Should You Work Out Your Arms After You Bench Press?

High angle view of a young man exercising in a gym

The primary muscles used in your bench press workouts are the pectorals (chest) and triceps (back of the upper arm). Bench presses and similar lifts, such as incline or decline presses, call on the pectorals and triceps to work in unison, driving the weight upward from your chest. Because the pectorals are stronger and call on the triceps during presses, it’s important to work the press lifts first and isolate the arms after.

Compound Lifts vs. Isolation Lifts

The bench press is a compound lift, meaning it uses multiple muscle groups and multiple joints. Incline, decline and flat bench presses use the muscles of the chest, arms and shoulders to extend the elbow and shoulder joints. In contrast, isolation lifts focus on a single muscle and joint group. Dumbbell flyes, for example, emphasize lifting form to isolate the pectorals by keeping the elbows extended and limiting the arms’ role in the lift.

Why Bench Press First?

Since compound lifts use multiple muscle and joint groups, they require more exertion and more coordination to control the weight being lifted. Your energy and coordination both drop due to fatigue while you lift weights. This fatigue has a greater impact on the heavier, more complex compound lifts than on the lighter, form-intensive isolation lifts. Consequently, it’s important for beginners and intermediate weight lifters to bench first and isolate the triceps second.

Why Isolate the Triceps?

Advanced weight lifters learn a lot about what works best for their training, and some might choose to work their arms before they bench or to not isolate their triceps at all. However, for most people, isolating triceps is a good way to work your arms more than by bench presses alone. Over time, the additional work can bring additional gains. Working arms after your bench press workout can help improve your long-term results on the bench press.

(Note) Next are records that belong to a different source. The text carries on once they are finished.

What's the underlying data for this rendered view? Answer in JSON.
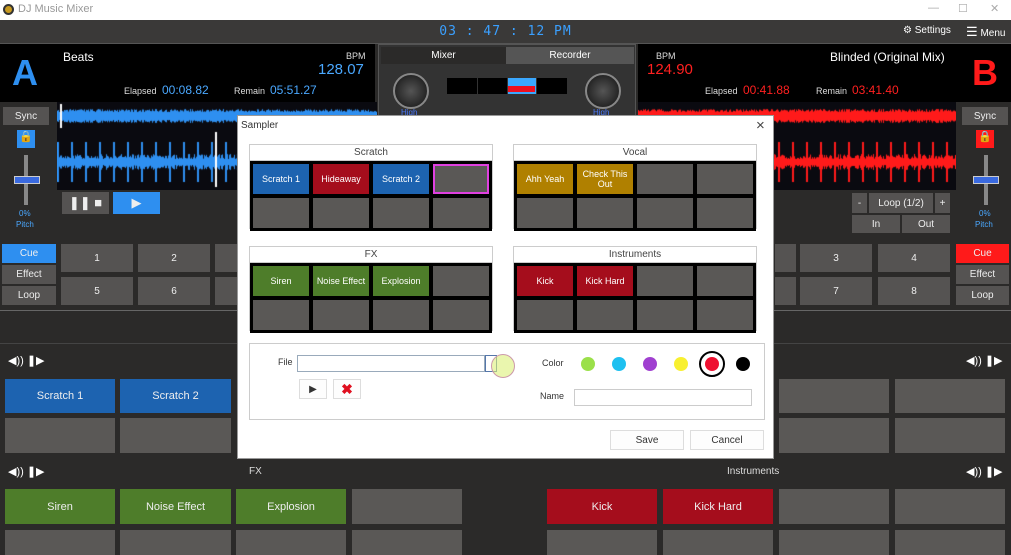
{
  "app": {
    "title": "DJ Music Mixer",
    "clock": "03 : 47 : 12 PM",
    "settings": "Settings",
    "menu": "Menu"
  },
  "colors": {
    "deck_a": "#2e8ff0",
    "deck_b": "#ff1a1a",
    "scratch": "#1d63b0",
    "vocal": "#b08000",
    "fx": "#4e7d2a",
    "instruments": "#a50d1c"
  },
  "deck_a": {
    "letter": "A",
    "track": "Beats",
    "bpm_label": "BPM",
    "bpm": "128.07",
    "elapsed_label": "Elapsed",
    "elapsed": "00:08.82",
    "remain_label": "Remain",
    "remain": "05:51.27",
    "sync": "Sync",
    "pitch": "0%",
    "pitch_label": "Pitch",
    "modes": [
      "Cue",
      "Effect",
      "Loop"
    ],
    "cues": [
      "1",
      "2",
      "5",
      "6"
    ]
  },
  "deck_b": {
    "letter": "B",
    "track": "Blinded (Original Mix)",
    "bpm_label": "BPM",
    "bpm": "124.90",
    "elapsed_label": "Elapsed",
    "elapsed": "00:41.88",
    "remain_label": "Remain",
    "remain": "03:41.40",
    "sync": "Sync",
    "pitch": "0%",
    "pitch_label": "Pitch",
    "modes": [
      "Cue",
      "Effect",
      "Loop"
    ],
    "cues": [
      "3",
      "4",
      "7",
      "8"
    ],
    "loop": {
      "minus": "-",
      "label": "Loop (1/2)",
      "plus": "+",
      "in": "In",
      "out": "Out"
    }
  },
  "mixer": {
    "tabs": [
      "Mixer",
      "Recorder"
    ],
    "knob_label": "High"
  },
  "bottom": {
    "fx_label": "FX",
    "instruments_label": "Instruments",
    "scratch": [
      "Scratch 1",
      "Scratch 2"
    ],
    "fx": [
      "Siren",
      "Noise Effect",
      "Explosion"
    ],
    "instruments": [
      "Kick",
      "Kick Hard"
    ]
  },
  "sampler": {
    "title": "Sampler",
    "close": "×",
    "groups": [
      {
        "name": "Scratch",
        "pads": [
          "Scratch 1",
          "Hideaway",
          "Scratch 2",
          "",
          "",
          "",
          "",
          ""
        ],
        "colors": [
          "#1d63b0",
          "#a50d1c",
          "#1d63b0",
          "",
          "",
          "",
          "",
          ""
        ]
      },
      {
        "name": "Vocal",
        "pads": [
          "Ahh Yeah",
          "Check This Out",
          "",
          "",
          "",
          "",
          "",
          ""
        ],
        "colors": [
          "#b08000",
          "#b08000",
          "",
          "",
          "",
          "",
          "",
          ""
        ]
      },
      {
        "name": "FX",
        "pads": [
          "Siren",
          "Noise Effect",
          "Explosion",
          "",
          "",
          "",
          "",
          ""
        ],
        "colors": [
          "#4e7d2a",
          "#4e7d2a",
          "#4e7d2a",
          "",
          "",
          "",
          "",
          ""
        ]
      },
      {
        "name": "Instruments",
        "pads": [
          "Kick",
          "Kick Hard",
          "",
          "",
          "",
          "",
          "",
          ""
        ],
        "colors": [
          "#a50d1c",
          "#a50d1c",
          "",
          "",
          "",
          "",
          "",
          ""
        ]
      }
    ],
    "file_label": "File",
    "file_value": "",
    "color_label": "Color",
    "name_label": "Name",
    "name_value": "",
    "color_options": [
      "#9be04a",
      "#1ec0f0",
      "#a040d0",
      "#f8f030",
      "#ee1030",
      "#000000"
    ],
    "selected_color": "#ee1030",
    "save": "Save",
    "cancel": "Cancel"
  }
}
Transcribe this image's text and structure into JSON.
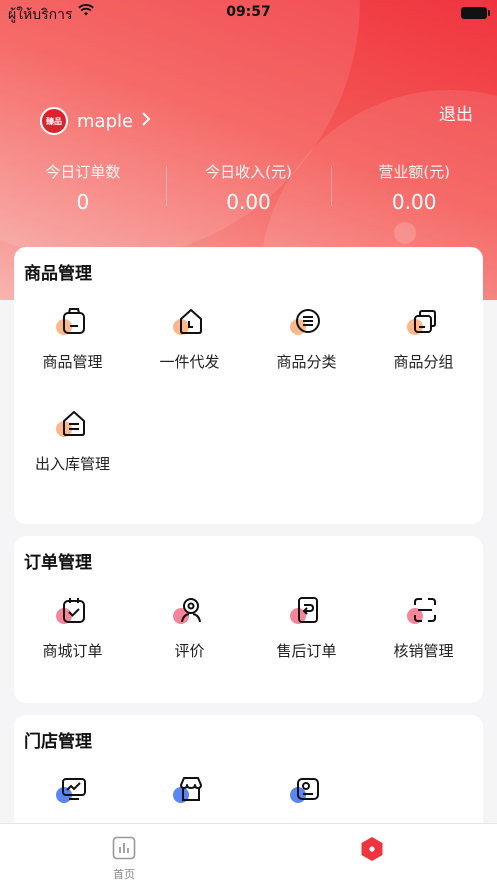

Lifts for Isolating Triceps After Bench Press

Those who choose to work their arms after the bench press have many workout options for isolating the triceps. Among the most common exercises serving this purpose are the various forms of triceps pushdowns. These can be done with straight bars, angled bars or a thick rope handle. If you’re seeking a variety of exercises or want to step up to intermediate weight lifting by adding multiple triceps lifts, there are plenty of options. Try narrow-grip bench presses and body-weight resistance exercises such as dips and close-grip pushups. Explore further and create the workout that’s most effective for you.